Re: [gtkmm] Talk about a major rewrite



>I'll probably regret this, but... I think the GTK design is a piece of 
>crap (though I usually try to be more diplomatic), and I am using gtkmm. 
>The problem with the "leave" suggestion is, where do we go? 
>Unfortunately there really is no good answer, and this is why these 
>debates/flamewars come up from time to time over the years.

I am entirely sympathetic to this point of view. I agree with you that
there is no obvious place to go to.

>Maybe I'm just being too picky, and I am picky when it comes to 
>programming, but it is striking to me that I don't feel this almost 
>constant frustration with any other library that I regularly use, such 
>as the C++ standard library, Unix networking functions, 3D scene graph 
>libraries, OpenGL, sound libraries, POSIX threads, etc. In all other 
>cases I can (eventually) perceive an underlying concept behind the 
>design, appreciate the designer's work and implement my program using 
>their library. With gtk I am mostly cursing the simplistic design and 
>trying to find workarounds to do what I want.

Agreed. My only additional comment is that I think its possible to
misperceive how much time you spend doing this. When I actually read
the code for the gtkmm GUI for ardour, i am amazed at how much of it
was just completely simple to implement. yet i remember all the
stupidities, all the problems much more clearly than the smooth sailing.

>to write a custom gtk widget and then realize you have to implement 
>about 5 different versions with 7 different renderers to actually use it 
>throughout your gtk program, etc etc. Perhaps Gtk 3.0 will surprise me 

this has not been my experience at all. i've written several custom
widgets, and while its painful, its not because of what you
describe. its more the need to write boilerplate code that as a C++
programmer, i am used to having done for me by the compiler. writing
custom widgets in gtkmm directly, for example, is an exercise in
simplicity. or so i've found ...

>with a complete redesign of the widget class hierarchy. But as that is 
>what it would take, a simple implementation patch to gtk won't help.

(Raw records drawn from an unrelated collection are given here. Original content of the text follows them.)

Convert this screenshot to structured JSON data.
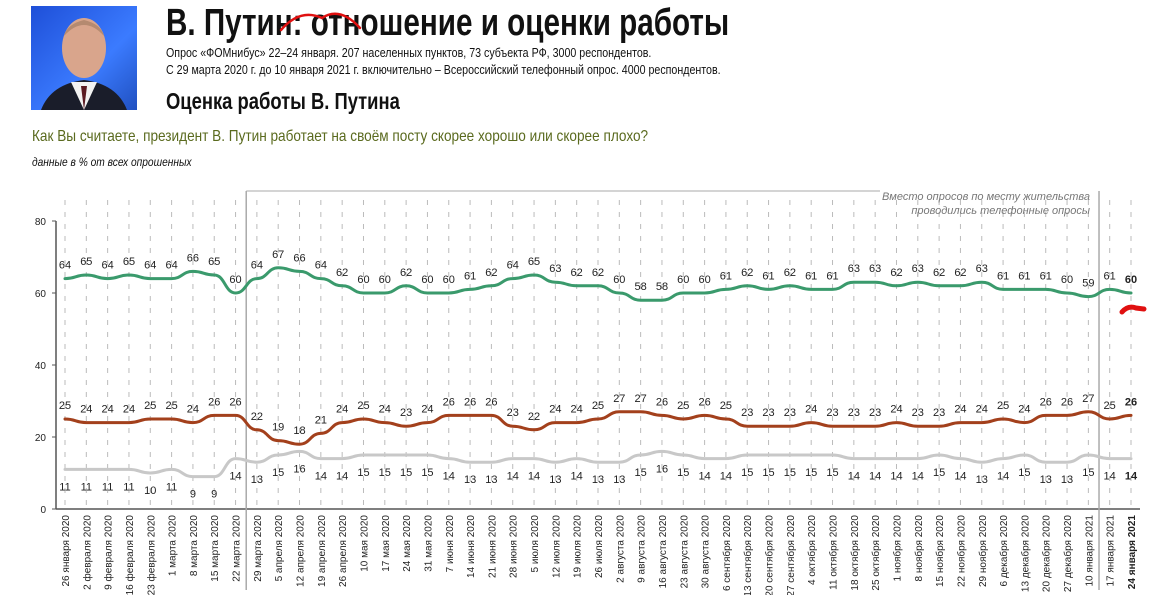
{
  "header": {
    "title": "В. Путин: отношение и оценки работы",
    "subtitle_1": "Опрос «ФОМнибус» 22–24 января. 207 населенных пунктов, 73 субъекта РФ, 3000 респондентов.",
    "subtitle_2": "С 29 марта 2020 г. до 10 января 2021 г. включительно – Всероссийский телефонный опрос. 4000 респондентов.",
    "section_title": "Оценка работы В. Путина",
    "question": "Как Вы считаете, президент В. Путин работает на своём посту скорее хорошо или скорее плохо?",
    "units": "данные в % от всех опрошенных"
  },
  "chart_data": {
    "type": "line",
    "ylim": [
      0,
      80
    ],
    "yticks": [
      0,
      20,
      40,
      60,
      80
    ],
    "grid": "vertical dashed",
    "annotation": {
      "line_1": "Вместо опросов по месту жительства",
      "line_2": "проводились телефонные опросы",
      "from": "29 марта 2020",
      "to": "10 января 2021"
    },
    "x": [
      "26 января 2020",
      "2 февраля 2020",
      "9 февраля 2020",
      "16 февраля 2020",
      "23 февраля 2020",
      "1 марта 2020",
      "8 марта 2020",
      "15 марта 2020",
      "22 марта 2020",
      "29 марта 2020",
      "5 апреля 2020",
      "12 апреля 2020",
      "19 апреля 2020",
      "26 апреля 2020",
      "10 мая 2020",
      "17 мая 2020",
      "24 мая 2020",
      "31 мая 2020",
      "7 июня 2020",
      "14 июня 2020",
      "21 июня 2020",
      "28 июня 2020",
      "5 июля 2020",
      "12 июля 2020",
      "19 июля 2020",
      "26 июля 2020",
      "2 августа 2020",
      "9 августа 2020",
      "16 августа 2020",
      "23 августа 2020",
      "30 августа 2020",
      "6 сентября 2020",
      "13 сентября 2020",
      "20 сентября 2020",
      "27 сентября 2020",
      "4 октября 2020",
      "11 октября 2020",
      "18 октября 2020",
      "25 октября 2020",
      "1 ноября 2020",
      "8 ноября 2020",
      "15 ноября 2020",
      "22 ноября 2020",
      "29 ноября 2020",
      "6 декабря 2020",
      "13 декабря 2020",
      "20 декабря 2020",
      "27 декабря 2020",
      "10 января 2021",
      "17 января 2021",
      "24 января 2021"
    ],
    "series": [
      {
        "color": "#3a9a6c",
        "label_pos": "above",
        "values": [
          64,
          65,
          64,
          65,
          64,
          64,
          66,
          65,
          60,
          64,
          67,
          66,
          64,
          62,
          60,
          60,
          62,
          60,
          60,
          61,
          62,
          64,
          65,
          63,
          62,
          62,
          60,
          58,
          58,
          60,
          60,
          61,
          62,
          61,
          62,
          61,
          61,
          63,
          63,
          62,
          63,
          62,
          62,
          63,
          61,
          61,
          61,
          60,
          59,
          61,
          60
        ]
      },
      {
        "color": "#a3401c",
        "label_pos": "above",
        "values": [
          25,
          24,
          24,
          24,
          25,
          25,
          24,
          26,
          26,
          22,
          19,
          18,
          21,
          24,
          25,
          24,
          23,
          24,
          26,
          26,
          26,
          23,
          22,
          24,
          24,
          25,
          27,
          27,
          26,
          25,
          26,
          25,
          23,
          23,
          23,
          24,
          23,
          23,
          23,
          24,
          23,
          23,
          24,
          24,
          25,
          24,
          26,
          26,
          27,
          25,
          26
        ]
      },
      {
        "color": "#c8c8c8",
        "label_pos": "below",
        "values": [
          11,
          11,
          11,
          11,
          10,
          11,
          9,
          9,
          14,
          13,
          15,
          16,
          14,
          14,
          15,
          15,
          15,
          15,
          14,
          13,
          13,
          14,
          14,
          13,
          14,
          13,
          13,
          15,
          16,
          15,
          14,
          14,
          15,
          15,
          15,
          15,
          15,
          14,
          14,
          14,
          14,
          15,
          14,
          13,
          14,
          15,
          13,
          13,
          15,
          14,
          14
        ]
      }
    ]
  },
  "colors": {
    "question": "#5a6a1e",
    "annotation_marks": "#e01010"
  }
}
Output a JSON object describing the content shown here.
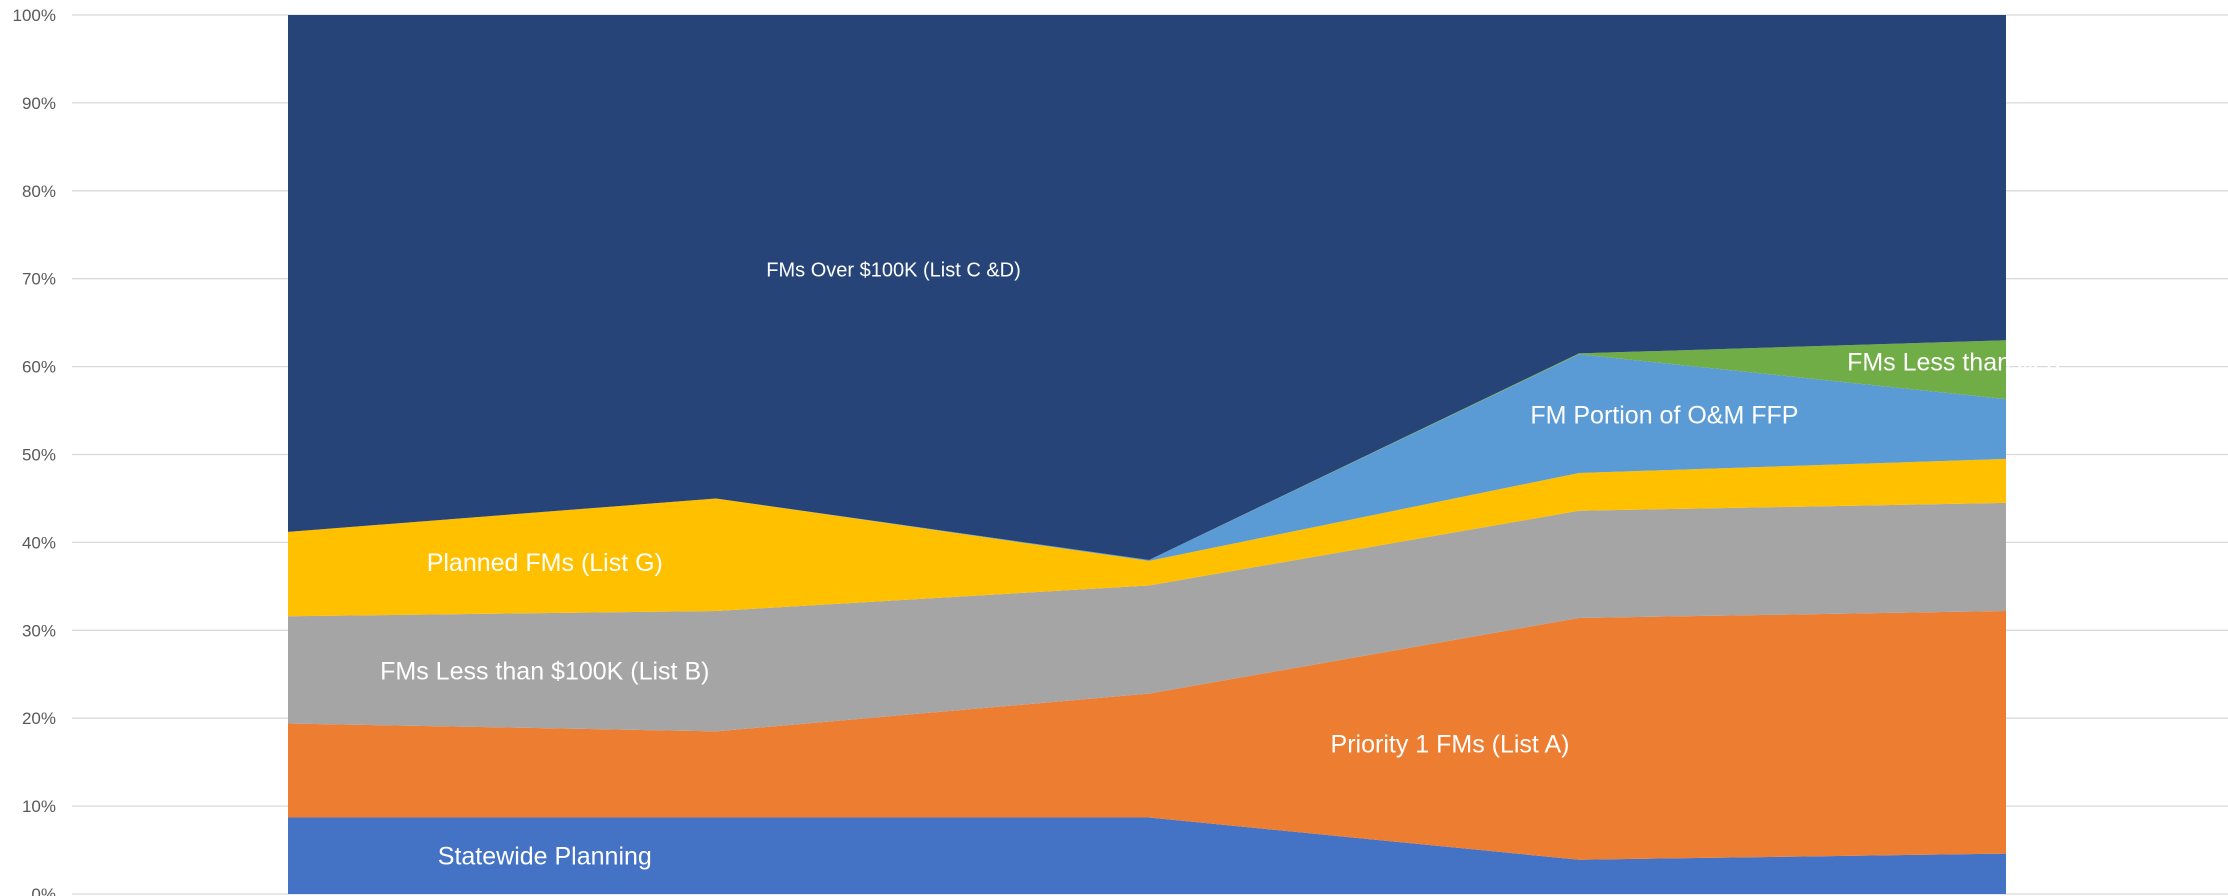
{
  "chart_data": {
    "type": "area",
    "stacked": "percent",
    "x_count": 5,
    "ylim": [
      0,
      100
    ],
    "yticks": [
      "0%",
      "10%",
      "20%",
      "30%",
      "40%",
      "50%",
      "60%",
      "70%",
      "80%",
      "90%",
      "100%"
    ],
    "grid": true,
    "legend": "none",
    "series": [
      {
        "name": "Statewide Planning",
        "color": "#4472C4",
        "values": [
          8.7,
          8.7,
          8.7,
          3.9,
          4.6
        ]
      },
      {
        "name": "Priority 1 FMs (List A)",
        "color": "#ED7D31",
        "values": [
          10.7,
          9.8,
          14.1,
          27.5,
          27.6
        ]
      },
      {
        "name": "FMs Less than $100K (List B)",
        "color": "#A5A5A5",
        "values": [
          12.2,
          13.7,
          12.3,
          12.2,
          12.3
        ]
      },
      {
        "name": "Planned FMs (List G)",
        "color": "#FFC000",
        "values": [
          9.6,
          12.8,
          2.8,
          4.3,
          5.0
        ]
      },
      {
        "name": "FM Portion of O&M FFP",
        "color": "#5B9BD5",
        "values": [
          0,
          0,
          0.1,
          13.5,
          6.8
        ]
      },
      {
        "name": "FMs Less than $2K",
        "color": "#70AD47",
        "values": [
          0,
          0,
          0,
          0.1,
          6.7
        ]
      },
      {
        "name": "FMs Over $100K (List C &D)",
        "color": "#264478",
        "values": [
          58.8,
          55.0,
          62.0,
          38.5,
          37.0
        ]
      }
    ]
  }
}
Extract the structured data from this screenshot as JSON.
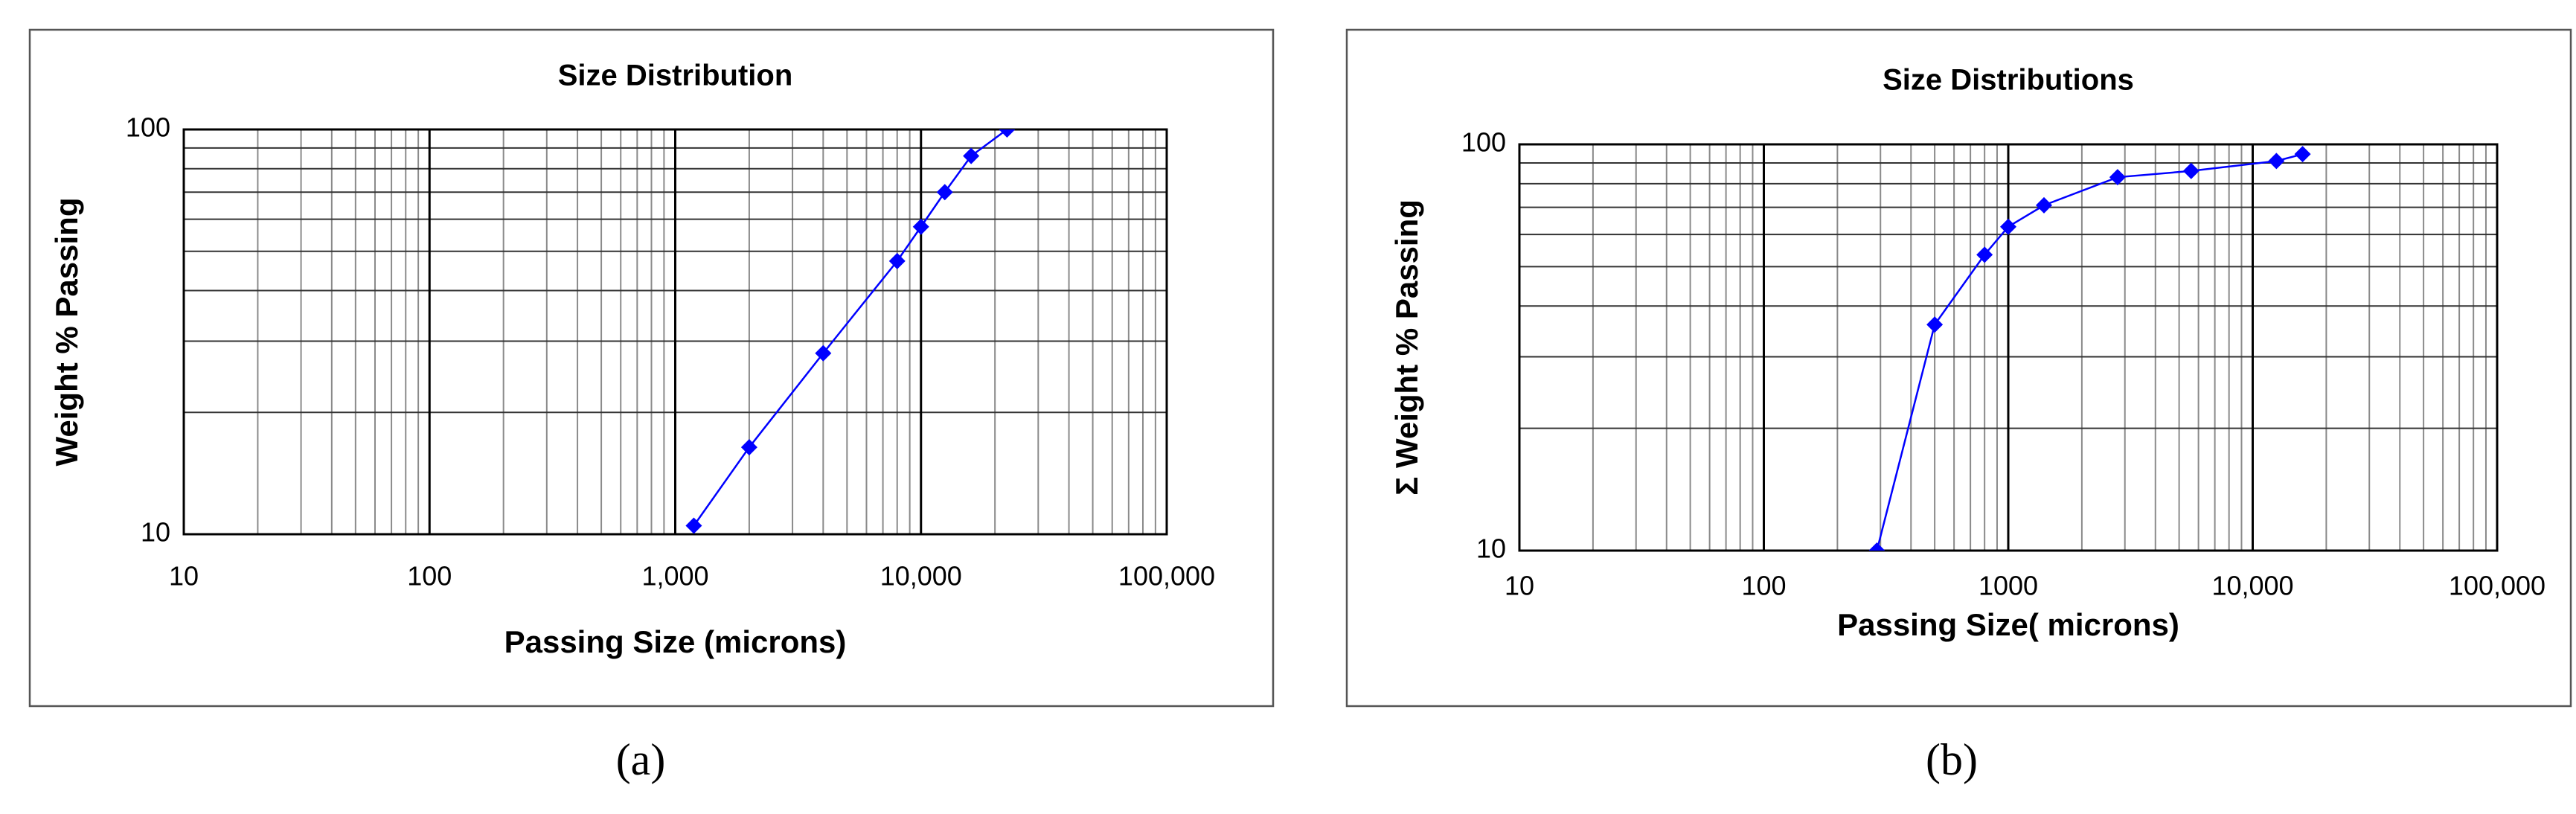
{
  "chart_data": [
    {
      "type": "line",
      "title": "Size Distribution",
      "x_label": "Passing Size (microns)",
      "y_label": "Weight % Passing",
      "caption": "(a)",
      "xscale": "log",
      "yscale": "log",
      "grid": true,
      "minor_grid": true,
      "color": "#0000ff",
      "x": [
        1190,
        2000,
        4000,
        8000,
        10000,
        12500,
        16000,
        22400
      ],
      "values": [
        10.5,
        16.4,
        28,
        47.3,
        57.5,
        70,
        86,
        100
      ],
      "xlim": [
        10,
        100000
      ],
      "xticks": [
        10,
        100,
        {
          "value": 1000,
          "label": "1,000"
        },
        {
          "value": 10000,
          "label": "10,000"
        },
        {
          "value": 100000,
          "label": "100,000"
        }
      ],
      "ylim": [
        10,
        100
      ],
      "yticks": [
        10,
        100
      ]
    },
    {
      "type": "line",
      "title": "Size Distributions",
      "x_label": "Passing Size( microns)",
      "y_label": "Σ Weight % Passing",
      "caption": "(b)",
      "xscale": "log",
      "yscale": "log",
      "grid": true,
      "minor_grid": true,
      "color": "#0000ff",
      "x": [
        290,
        500,
        800,
        1000,
        1400,
        2800,
        5600,
        12500,
        16000
      ],
      "values": [
        10,
        36,
        53.5,
        62.7,
        70.8,
        83,
        86,
        91,
        94.6
      ],
      "xlim": [
        10,
        100000
      ],
      "xticks": [
        10,
        100,
        1000,
        {
          "value": 10000,
          "label": "10,000"
        },
        {
          "value": 100000,
          "label": "100,000"
        }
      ],
      "ylim": [
        10,
        100
      ],
      "yticks": [
        10,
        100
      ]
    }
  ]
}
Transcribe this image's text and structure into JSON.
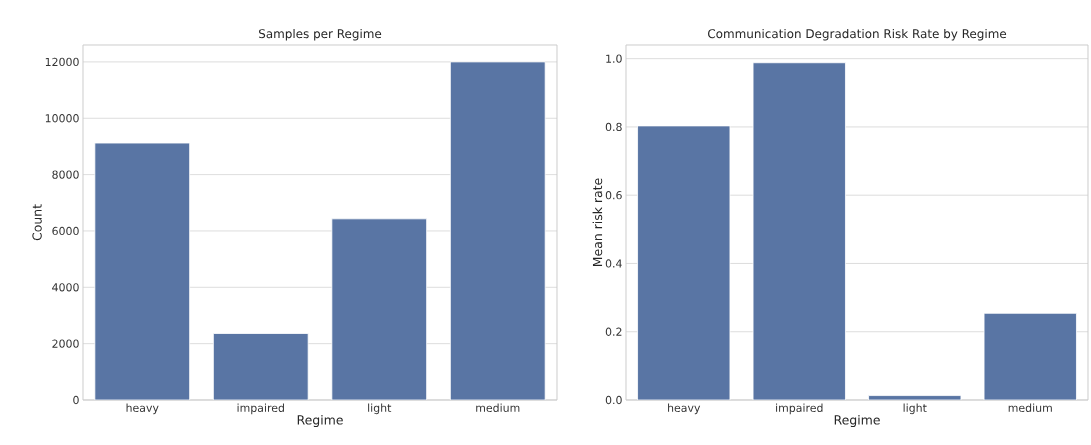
{
  "chart_data": [
    {
      "type": "bar",
      "title": "Samples per Regime",
      "xlabel": "Regime",
      "ylabel": "Count",
      "categories": [
        "heavy",
        "impaired",
        "light",
        "medium"
      ],
      "values": [
        9120,
        2360,
        6430,
        12000
      ],
      "color": "#5975a4",
      "ylim": [
        0,
        12600
      ],
      "yticks": [
        0,
        2000,
        4000,
        6000,
        8000,
        10000,
        12000
      ],
      "grid": "y"
    },
    {
      "type": "bar",
      "title": "Communication Degradation Risk Rate by Regime",
      "xlabel": "Regime",
      "ylabel": "Mean risk rate",
      "categories": [
        "heavy",
        "impaired",
        "light",
        "medium"
      ],
      "values": [
        0.803,
        0.988,
        0.013,
        0.254
      ],
      "color": "#5975a4",
      "ylim": [
        0,
        1.04
      ],
      "yticks": [
        {
          "value": 0,
          "label": "0.0"
        },
        {
          "value": 0.2,
          "label": "0.2"
        },
        {
          "value": 0.4,
          "label": "0.4"
        },
        {
          "value": 0.6,
          "label": "0.6"
        },
        {
          "value": 0.8,
          "label": "0.8"
        },
        {
          "value": 1.0,
          "label": "1.0"
        }
      ],
      "grid": "y"
    }
  ]
}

what i *hope* will happen by GTK+ 3 is that all widgets will render to
a canvas. this will provide not only alpha transparency, but will
unify the wonders of the canvas widget with the rest of the GTK+
widget set - they are currently very incompatible. writing new canvas
items is a breeze compared to a new widget, mostly because of the
rendering model.

>something better to emulate. I don't know. But I do know that there is 
>nothing fundamental about a graphical user interface that should make it 
>so much more difficult to implement than the other parts of the program, 
>and in 10 years we will be using the model that provides this ease.

i would offer one possible reason why its so hard. the GUI is the one
part of the program that interacts directly with the user in an
intentionally open-ended and fluid way. the difference between
writing, a cmdline driven program and a GUI equivalent (even just a
wrapper for a cmdline program) reveals many conceptual differences
that need to be handled by the programmer in some way, and that were
just not there before. what if the user clicks on this then that
instead of that then this? what if the user pastes into the text entry
field? what if she wants to drag-n-drop a file? how to provide more
information without more on-screen widgets? how to provide finer
control over some parameter without a new widget? what about different
mouse buttons? should i grab the pointer - an important new concept
that if done in the cmdline world (grabbing the keyboard driver and
preventing any and all other interactions) would be quite unusual
... etc. etc.

the event-driven nature of GUI toolkits requires a totally different
program organization when compared with most other program designs. it
means that the program doesn't control the program, so to speak. take
a look at apache: although its quite complex code, at any point in
time, the program is 100% in charge of what is going on. with a GUI
(even a curses-based one to some extent) this is no longer true. the
same comparison is true of linux - despite interrupts and other deeply
wierd h/w stuff, the kernel always control "what happens next".

i believe that this difference makes GUI programming conceptually
different from many other kinds of programming. it may be that a
certain toolkit design can help. i haven't seen one yet.